21 Jul 2011

Why the eurozone crisis is a political crisis

As eurozone leaders convene for an emergency meeting in Brussels, we ask: is the eurozone in trouble because there is no single authority above sovereign state level capable of controlling the euro?

Eurozone leaders convene for an emergency meeting in Brussels to address Greece's debt crisis (Reuters)

With Europe’s economies on the brink, leaders of the eurozone countries are in Brussels for an emergency summit.

Their immediate task is to thrash out the details of a second bailout package to prop up the embattled Greek economy. Only last month the Greek parliament signed off on an austerity package as a precondition for the final tranche of the country’s first bailout deal.

Following so quickly on the heels of the last agreement, bailout 2.0 has revived questions about the usefulness of propping up an economy whose fundamentals are so compromised.

Today’s talks, and the negotiations that have led up to them, have also highlighted the differences between Germany and France, the eurozone’s largest economies.

We’ve gone way past the point where a rollover could fix the problems Greece faces. Graham Turner, GFC Economics

Nicolas Sarkozy, the French president, travelled to the German capital ahead of the emergency summit to ensure that he and German Chancellor Angela Merkel were united in their approach to any deal.

On Wednesday it emerged that France, which does not want Greece to default on its debt repayments, had formulated a plan to tax eurozone banks, in the process providing up to 50bn euros towards the bailout.

By the morning of the summit, however, the French plan had been jettisoned in favour of a scheme whereby owners of Greek bonds which come due within the next eight years would swap their holdings for new 30-year bonds.

Some have argued that such a scheme constitutes a de facto, albeit temporary, default.
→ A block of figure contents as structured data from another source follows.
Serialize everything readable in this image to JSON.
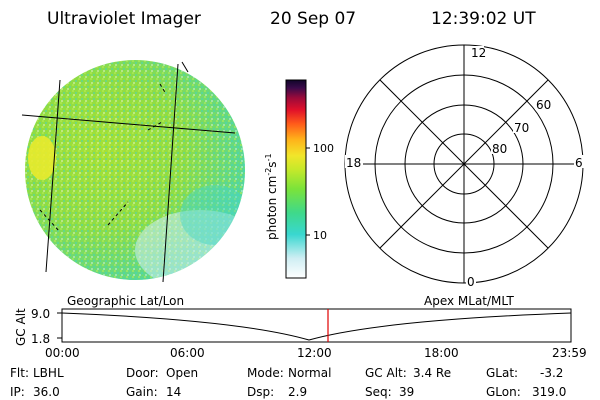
{
  "header": {
    "instrument": "Ultraviolet Imager",
    "date": "20 Sep 07",
    "time": "12:39:02 UT"
  },
  "colorbar": {
    "unit_label": "photon cm⁻²s⁻¹",
    "unit_prefix": "photon cm",
    "unit_exp1": "-2",
    "unit_mid": "s",
    "unit_exp2": "-1",
    "tick_100": "100",
    "tick_10": "10",
    "scale": "log"
  },
  "polar": {
    "mlt_labels": {
      "top": "12",
      "left": "18",
      "right": "6",
      "bottom": "0"
    },
    "lat_labels": [
      "60",
      "70",
      "80"
    ]
  },
  "timeline": {
    "left_title": "Geographic Lat/Lon",
    "right_title": "Apex MLat/MLT",
    "y_axis_label": "GC Alt",
    "y_top": "9.0",
    "y_bottom": "1.8",
    "x_ticks": [
      "00:00",
      "06:00",
      "12:00",
      "18:00",
      "23:59"
    ],
    "marker_color": "#e00000"
  },
  "status": {
    "row1": [
      {
        "label": "Flt:",
        "value": "LBHL"
      },
      {
        "label": "Door:",
        "value": "Open"
      },
      {
        "label": "Mode:",
        "value": "Normal"
      },
      {
        "label": "GC Alt:",
        "value": "3.4 Re"
      },
      {
        "label": "GLat:",
        "value": "-3.2"
      }
    ],
    "row2": [
      {
        "label": "IP:",
        "value": "36.0"
      },
      {
        "label": "Gain:",
        "value": "14"
      },
      {
        "label": "Dsp:",
        "value": "2.9"
      },
      {
        "label": "Seq:",
        "value": "39"
      },
      {
        "label": "GLon:",
        "value": "319.0"
      }
    ]
  }
}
And any talk of default inevitably affects the cost of sovereign debt in relation to other large euro economies – specifically Spain and Italy.

‘Greece’s economy is unravelling’

Graham Turner of GFC Economics believes such a debt rollover would do little for Greece’s immediate outlook.
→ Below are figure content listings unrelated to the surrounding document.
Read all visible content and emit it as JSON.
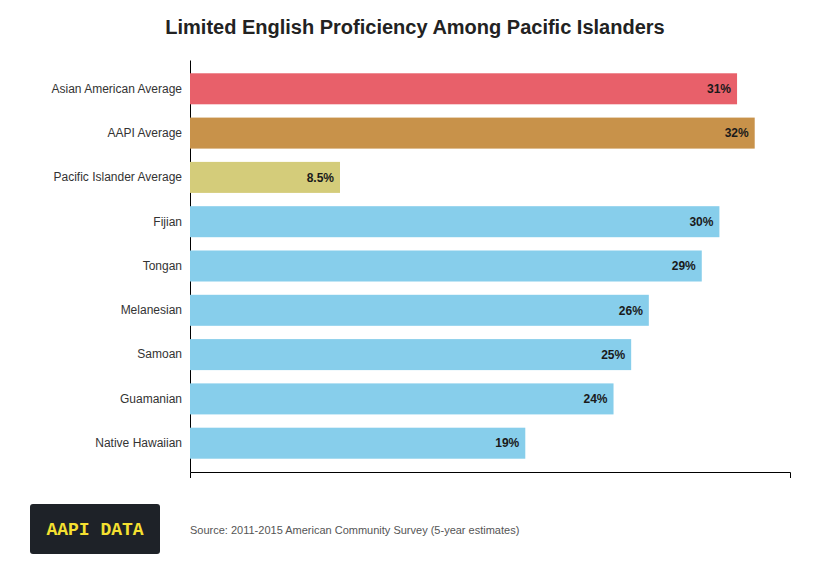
{
  "chart_data": {
    "type": "bar",
    "orientation": "horizontal",
    "title": "Limited English Proficiency Among Pacific Islanders",
    "categories": [
      "Asian American Average",
      "AAPI Average",
      "Pacific Islander Average",
      "Fijian",
      "Tongan",
      "Melanesian",
      "Samoan",
      "Guamanian",
      "Native Hawaiian"
    ],
    "values": [
      31,
      32,
      8.5,
      30,
      29,
      26,
      25,
      24,
      19
    ],
    "value_labels": [
      "31%",
      "32%",
      "8.5%",
      "30%",
      "29%",
      "26%",
      "25%",
      "24%",
      "19%"
    ],
    "colors": [
      "#e8606a",
      "#c8924a",
      "#d4cc7a",
      "#87ceeb",
      "#87ceeb",
      "#87ceeb",
      "#87ceeb",
      "#87ceeb",
      "#87ceeb"
    ],
    "xlim": [
      0,
      34
    ],
    "data_labels": true,
    "tick_labels": "y",
    "grid": false,
    "annotations": [
      "Source: 2011-2015 American Community Survey (5-year estimates)",
      "AAPI DATA"
    ]
  }
}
“We’ve gone way past the point where a rollover could fix the problem Greece now faces, which is that their economy is unravelling,” he told Channel 4 News.
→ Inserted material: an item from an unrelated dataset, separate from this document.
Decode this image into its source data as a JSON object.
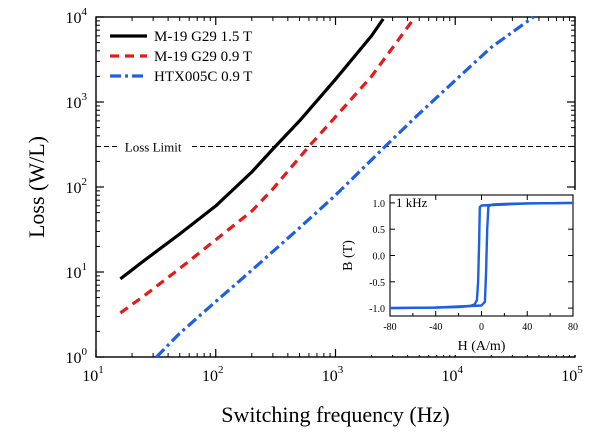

“If they’d come out with a plan to write off the debt, then fine – but it would still have caused problems. They would still have needed a Plan B to keep funding the Greek banks.”

That view is shared by Dr Thomas Kirchmaier of Manchester Business School. He concedes that the debt rollover proposal avoids immediate default, but he warns: “If you look at the ratings agencies, they’ll probably call it a default anyway.

“The only way to de-leverage Greece is either to get it to pay very low interest rates or to write off some of the debt. Or failing that, you miraculously find a way of increasing Greek productivity so they become more productive and their growth begins to increase.

When the euro was designed, we did not define adequate institutions having a fiscal authority above the nation state. Dr Thomas Kirchmaier

“But none of these is happening. So all they’re doing is buying even more time.”

Dr Kirchmaier’s view – articulated with increasing frequency among commentators – is that all efforts at eurozone debt reconciliation are ultimately doomed because there is no single authority above sovereign state level capable of controlling the euro.

“The fundamental problem is that when the euro was designed, we did not define adequate institutions having a fiscal authority that is above the nation state.

“The fact is, (former German chancellor) Helmut Kohl had in the back of his mind that the creation of the euro was a prelude to the creation of a unified European state.”

That will not happen in the immediate future. Channel 4 News Economics Editor Faisal Islam has blogged that the introduction of a eurobond might lead to the “fiscalisation” of Europe, which would in turn produce closer political integration between countries.

But would such a solution, bringing with it the prospect of a doubling of domestic interest rates in Germany, be acceptable to a public which alrady feels it is carrying the can for the profligacy of its less successful eurozone allies?

For the moment, it is hard to believe that German politicians will allow a Greek default, given the fallout for its banks. But the prospect of default looms larger than at any time since the formation of the euro.